The extra cash, along with increased funding for healthy forests and bolstering levies, takes into account the “new normal” as it relates to climate change and the state’s historic drought, officials say.

“As we stand here today, while we’ve had a great, wet week here in Sacramento, and we’re feeling pretty soggy and good about it … we’ve got a long ways to go before we’re comfortabl­e that our drought is over,” said Mark Cowin, director of the state’s Department of Water Resources.

“We are fully budgeting for the drought as if it’s going into a fifth year,” John Laird, secretary of the state’s Natural Resources Agency, said in a conference call.

With continuing drought comes fear of an explosive fire season, even with record rainfall.

The governor has allocated $424 million for the California Department of Fire and Forestry’s emergency fund, which would be the highest budgeted amount in more than 10 years and at a near historic level, according to figures from CalFire and the state Department of Finance. More than half of that money was added in anticipati­on of another especially treacherou­s fire season.

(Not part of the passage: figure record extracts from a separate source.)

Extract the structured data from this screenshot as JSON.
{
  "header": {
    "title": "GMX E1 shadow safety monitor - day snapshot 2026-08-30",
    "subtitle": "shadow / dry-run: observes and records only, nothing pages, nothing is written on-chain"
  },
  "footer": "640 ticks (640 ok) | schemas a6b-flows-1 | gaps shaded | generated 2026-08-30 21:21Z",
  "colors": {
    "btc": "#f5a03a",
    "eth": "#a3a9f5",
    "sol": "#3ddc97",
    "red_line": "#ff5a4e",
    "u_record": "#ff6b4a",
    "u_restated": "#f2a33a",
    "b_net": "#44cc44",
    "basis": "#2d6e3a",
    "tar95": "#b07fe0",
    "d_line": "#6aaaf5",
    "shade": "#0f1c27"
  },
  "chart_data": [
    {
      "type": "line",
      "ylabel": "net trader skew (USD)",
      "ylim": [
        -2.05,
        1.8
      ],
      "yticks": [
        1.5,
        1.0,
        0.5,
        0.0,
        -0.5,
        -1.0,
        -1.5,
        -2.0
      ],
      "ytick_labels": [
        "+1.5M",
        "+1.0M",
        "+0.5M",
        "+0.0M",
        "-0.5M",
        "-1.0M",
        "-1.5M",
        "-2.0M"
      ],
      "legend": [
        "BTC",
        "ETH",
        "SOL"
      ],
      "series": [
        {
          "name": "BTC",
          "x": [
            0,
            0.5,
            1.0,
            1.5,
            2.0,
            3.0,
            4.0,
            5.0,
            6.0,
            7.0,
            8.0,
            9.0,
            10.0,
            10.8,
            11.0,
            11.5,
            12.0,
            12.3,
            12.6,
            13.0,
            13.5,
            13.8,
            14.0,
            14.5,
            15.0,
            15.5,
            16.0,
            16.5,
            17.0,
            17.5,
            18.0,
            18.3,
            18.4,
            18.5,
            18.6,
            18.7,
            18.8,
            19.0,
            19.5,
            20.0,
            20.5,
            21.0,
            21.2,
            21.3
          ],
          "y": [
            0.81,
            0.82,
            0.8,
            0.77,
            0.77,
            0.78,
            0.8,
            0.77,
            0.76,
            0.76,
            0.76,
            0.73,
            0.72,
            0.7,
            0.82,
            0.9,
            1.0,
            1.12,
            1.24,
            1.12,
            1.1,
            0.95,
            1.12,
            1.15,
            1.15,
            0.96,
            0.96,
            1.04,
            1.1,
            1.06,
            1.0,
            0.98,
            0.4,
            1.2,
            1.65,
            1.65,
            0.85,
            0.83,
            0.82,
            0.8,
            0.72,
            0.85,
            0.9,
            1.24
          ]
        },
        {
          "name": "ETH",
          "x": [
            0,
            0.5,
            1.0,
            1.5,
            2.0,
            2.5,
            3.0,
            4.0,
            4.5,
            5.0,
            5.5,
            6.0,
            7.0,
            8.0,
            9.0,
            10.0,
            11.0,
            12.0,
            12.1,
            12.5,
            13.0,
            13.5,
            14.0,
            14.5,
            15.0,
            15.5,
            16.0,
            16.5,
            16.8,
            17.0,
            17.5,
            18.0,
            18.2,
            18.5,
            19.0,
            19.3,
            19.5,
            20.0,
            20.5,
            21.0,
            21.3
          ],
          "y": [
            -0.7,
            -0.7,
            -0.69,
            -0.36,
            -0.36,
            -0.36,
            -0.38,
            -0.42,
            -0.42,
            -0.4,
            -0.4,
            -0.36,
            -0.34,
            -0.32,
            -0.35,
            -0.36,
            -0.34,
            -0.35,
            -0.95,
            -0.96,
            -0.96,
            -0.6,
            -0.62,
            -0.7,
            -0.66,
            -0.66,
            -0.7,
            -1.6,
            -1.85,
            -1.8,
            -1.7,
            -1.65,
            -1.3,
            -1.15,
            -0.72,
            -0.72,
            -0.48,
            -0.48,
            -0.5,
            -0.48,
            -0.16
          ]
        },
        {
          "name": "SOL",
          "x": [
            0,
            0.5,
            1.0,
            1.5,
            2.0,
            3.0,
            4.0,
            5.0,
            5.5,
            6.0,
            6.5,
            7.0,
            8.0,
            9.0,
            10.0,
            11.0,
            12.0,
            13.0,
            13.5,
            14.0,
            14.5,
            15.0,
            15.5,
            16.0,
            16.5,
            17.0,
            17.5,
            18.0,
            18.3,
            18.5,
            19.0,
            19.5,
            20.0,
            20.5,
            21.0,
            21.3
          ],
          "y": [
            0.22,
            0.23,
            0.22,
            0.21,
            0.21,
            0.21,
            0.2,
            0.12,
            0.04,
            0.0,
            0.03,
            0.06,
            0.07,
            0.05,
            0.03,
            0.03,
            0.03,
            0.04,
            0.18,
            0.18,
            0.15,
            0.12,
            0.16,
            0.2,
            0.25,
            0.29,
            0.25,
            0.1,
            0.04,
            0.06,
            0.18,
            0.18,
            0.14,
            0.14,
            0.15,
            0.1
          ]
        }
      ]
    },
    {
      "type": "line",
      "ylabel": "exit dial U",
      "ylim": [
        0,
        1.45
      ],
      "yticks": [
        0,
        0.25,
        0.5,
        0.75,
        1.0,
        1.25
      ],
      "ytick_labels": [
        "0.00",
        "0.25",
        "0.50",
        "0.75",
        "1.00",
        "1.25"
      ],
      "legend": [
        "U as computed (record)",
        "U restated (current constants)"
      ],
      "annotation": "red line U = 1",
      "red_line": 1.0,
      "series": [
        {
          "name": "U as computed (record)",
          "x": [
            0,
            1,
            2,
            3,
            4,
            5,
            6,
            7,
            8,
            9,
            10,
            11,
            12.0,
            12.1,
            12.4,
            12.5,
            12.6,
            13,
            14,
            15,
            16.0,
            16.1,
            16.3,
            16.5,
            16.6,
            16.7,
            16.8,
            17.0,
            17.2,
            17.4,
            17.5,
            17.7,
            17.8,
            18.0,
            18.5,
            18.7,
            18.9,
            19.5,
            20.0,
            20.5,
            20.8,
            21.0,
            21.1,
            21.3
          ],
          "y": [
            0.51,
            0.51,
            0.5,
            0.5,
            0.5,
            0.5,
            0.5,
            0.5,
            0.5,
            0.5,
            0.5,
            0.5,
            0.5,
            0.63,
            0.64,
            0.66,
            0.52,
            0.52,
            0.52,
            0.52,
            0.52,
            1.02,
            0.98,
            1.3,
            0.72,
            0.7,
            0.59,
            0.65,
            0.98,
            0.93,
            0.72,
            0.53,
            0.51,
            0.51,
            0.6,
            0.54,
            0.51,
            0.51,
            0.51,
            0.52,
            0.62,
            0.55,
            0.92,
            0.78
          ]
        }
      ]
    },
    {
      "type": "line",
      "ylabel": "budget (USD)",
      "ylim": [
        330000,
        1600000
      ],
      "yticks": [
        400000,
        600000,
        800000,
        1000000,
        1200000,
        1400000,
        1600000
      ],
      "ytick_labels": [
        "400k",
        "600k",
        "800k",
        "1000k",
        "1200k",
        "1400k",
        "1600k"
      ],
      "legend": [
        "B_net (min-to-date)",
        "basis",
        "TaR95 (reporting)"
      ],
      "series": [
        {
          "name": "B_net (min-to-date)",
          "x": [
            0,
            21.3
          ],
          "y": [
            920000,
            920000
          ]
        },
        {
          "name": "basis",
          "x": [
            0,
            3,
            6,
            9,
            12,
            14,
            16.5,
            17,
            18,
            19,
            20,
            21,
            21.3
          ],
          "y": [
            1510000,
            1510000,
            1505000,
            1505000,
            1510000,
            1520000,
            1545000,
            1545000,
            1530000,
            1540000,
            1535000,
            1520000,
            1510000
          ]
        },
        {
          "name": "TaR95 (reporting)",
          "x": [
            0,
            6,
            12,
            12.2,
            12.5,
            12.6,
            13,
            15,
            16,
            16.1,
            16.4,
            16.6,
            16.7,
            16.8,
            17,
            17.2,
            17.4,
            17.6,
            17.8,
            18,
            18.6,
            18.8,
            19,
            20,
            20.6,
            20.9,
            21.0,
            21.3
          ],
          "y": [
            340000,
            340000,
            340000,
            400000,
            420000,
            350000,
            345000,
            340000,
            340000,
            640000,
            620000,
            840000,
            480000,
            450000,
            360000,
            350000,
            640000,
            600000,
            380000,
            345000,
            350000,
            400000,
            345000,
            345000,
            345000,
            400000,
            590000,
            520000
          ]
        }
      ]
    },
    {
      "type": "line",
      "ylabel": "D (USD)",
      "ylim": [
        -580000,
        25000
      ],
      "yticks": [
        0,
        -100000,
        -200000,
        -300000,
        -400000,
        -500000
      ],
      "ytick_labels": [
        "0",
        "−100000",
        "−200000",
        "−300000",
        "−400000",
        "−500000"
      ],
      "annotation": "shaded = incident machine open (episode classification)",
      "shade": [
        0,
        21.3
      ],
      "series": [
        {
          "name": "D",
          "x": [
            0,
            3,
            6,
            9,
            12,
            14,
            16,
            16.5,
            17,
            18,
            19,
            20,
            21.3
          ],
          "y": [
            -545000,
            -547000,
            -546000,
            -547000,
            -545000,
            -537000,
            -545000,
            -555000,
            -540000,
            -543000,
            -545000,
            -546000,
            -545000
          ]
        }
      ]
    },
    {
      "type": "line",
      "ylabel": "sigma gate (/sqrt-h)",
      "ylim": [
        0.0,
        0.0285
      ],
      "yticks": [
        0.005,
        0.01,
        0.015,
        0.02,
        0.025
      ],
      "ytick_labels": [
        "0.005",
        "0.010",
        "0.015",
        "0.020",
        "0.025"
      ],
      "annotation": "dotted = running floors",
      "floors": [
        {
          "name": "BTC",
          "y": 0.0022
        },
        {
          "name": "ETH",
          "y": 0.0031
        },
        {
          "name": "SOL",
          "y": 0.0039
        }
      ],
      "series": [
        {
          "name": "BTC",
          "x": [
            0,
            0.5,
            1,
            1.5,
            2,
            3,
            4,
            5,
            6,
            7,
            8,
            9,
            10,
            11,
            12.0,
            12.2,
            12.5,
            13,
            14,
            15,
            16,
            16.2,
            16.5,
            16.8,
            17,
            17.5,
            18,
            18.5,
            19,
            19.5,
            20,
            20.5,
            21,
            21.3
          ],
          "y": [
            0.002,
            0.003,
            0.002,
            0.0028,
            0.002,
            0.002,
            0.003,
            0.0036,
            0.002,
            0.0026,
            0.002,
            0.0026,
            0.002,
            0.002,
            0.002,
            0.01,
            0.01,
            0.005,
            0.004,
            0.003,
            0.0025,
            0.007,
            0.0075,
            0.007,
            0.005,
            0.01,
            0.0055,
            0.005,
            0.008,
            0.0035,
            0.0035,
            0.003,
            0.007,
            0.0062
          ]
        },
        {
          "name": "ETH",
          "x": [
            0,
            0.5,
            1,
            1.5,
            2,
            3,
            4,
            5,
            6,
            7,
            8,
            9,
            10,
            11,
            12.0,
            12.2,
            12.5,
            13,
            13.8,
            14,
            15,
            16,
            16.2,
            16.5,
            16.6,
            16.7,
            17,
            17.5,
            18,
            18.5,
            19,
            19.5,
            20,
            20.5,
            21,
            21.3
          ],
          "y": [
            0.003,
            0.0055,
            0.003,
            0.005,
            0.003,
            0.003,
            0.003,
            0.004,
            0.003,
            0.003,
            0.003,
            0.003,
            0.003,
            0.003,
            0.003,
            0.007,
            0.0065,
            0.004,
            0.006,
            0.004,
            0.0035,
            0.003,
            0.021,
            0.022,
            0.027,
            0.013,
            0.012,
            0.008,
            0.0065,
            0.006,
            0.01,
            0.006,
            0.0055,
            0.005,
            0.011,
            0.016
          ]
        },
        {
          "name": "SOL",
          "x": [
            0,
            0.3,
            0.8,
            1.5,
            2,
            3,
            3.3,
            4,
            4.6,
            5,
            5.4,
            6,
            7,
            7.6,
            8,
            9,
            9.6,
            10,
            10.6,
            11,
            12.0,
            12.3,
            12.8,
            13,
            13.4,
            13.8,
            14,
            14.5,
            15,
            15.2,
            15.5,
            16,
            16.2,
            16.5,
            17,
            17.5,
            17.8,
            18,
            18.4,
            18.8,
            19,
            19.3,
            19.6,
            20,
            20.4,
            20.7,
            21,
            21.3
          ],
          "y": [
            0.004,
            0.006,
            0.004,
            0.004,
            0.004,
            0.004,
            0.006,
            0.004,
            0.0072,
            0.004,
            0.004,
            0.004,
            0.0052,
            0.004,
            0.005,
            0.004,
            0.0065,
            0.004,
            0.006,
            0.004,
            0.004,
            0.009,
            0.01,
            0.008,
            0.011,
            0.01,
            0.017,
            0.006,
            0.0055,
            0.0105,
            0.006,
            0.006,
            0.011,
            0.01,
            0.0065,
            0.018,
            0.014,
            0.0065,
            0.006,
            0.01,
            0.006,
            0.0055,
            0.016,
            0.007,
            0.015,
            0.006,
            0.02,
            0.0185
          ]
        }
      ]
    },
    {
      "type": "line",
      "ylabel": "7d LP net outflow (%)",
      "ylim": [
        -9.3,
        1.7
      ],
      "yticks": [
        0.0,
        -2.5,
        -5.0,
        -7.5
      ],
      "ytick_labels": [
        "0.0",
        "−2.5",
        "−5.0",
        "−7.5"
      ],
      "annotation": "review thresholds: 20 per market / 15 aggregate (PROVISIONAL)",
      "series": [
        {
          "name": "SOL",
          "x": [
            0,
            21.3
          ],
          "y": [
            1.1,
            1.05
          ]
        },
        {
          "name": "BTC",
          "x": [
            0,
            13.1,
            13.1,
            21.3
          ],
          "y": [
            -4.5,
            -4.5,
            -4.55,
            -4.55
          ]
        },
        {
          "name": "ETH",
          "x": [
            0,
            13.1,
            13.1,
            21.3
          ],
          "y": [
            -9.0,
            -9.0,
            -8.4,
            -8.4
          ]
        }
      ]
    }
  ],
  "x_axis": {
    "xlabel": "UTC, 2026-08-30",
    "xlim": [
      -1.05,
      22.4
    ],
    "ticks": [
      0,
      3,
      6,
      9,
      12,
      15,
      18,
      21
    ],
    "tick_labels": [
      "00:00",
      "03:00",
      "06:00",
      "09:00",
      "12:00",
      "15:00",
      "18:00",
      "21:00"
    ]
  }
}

“Anticipati­ng long-term weather conditions – how bad the Santa Anas are going to blow, what fire conditions are going to be, we just don’t know,” said H.D. Palmer, a spokesman for Brown’s Department of Finance. “But what we do know is that conditions have changed in California to the extent that we should change our budgeting process to account for that.”

Also included in Brown’s budget is $100 million to bolster the state’s levy system, $150 million to help with reforestat­ion and healthy forests, more than $240 million to help with cleanup of fires in Lake and Calaveras counties, and an additional $17 million to help CalFire bolster staffing in 21 emergency command centers across the state.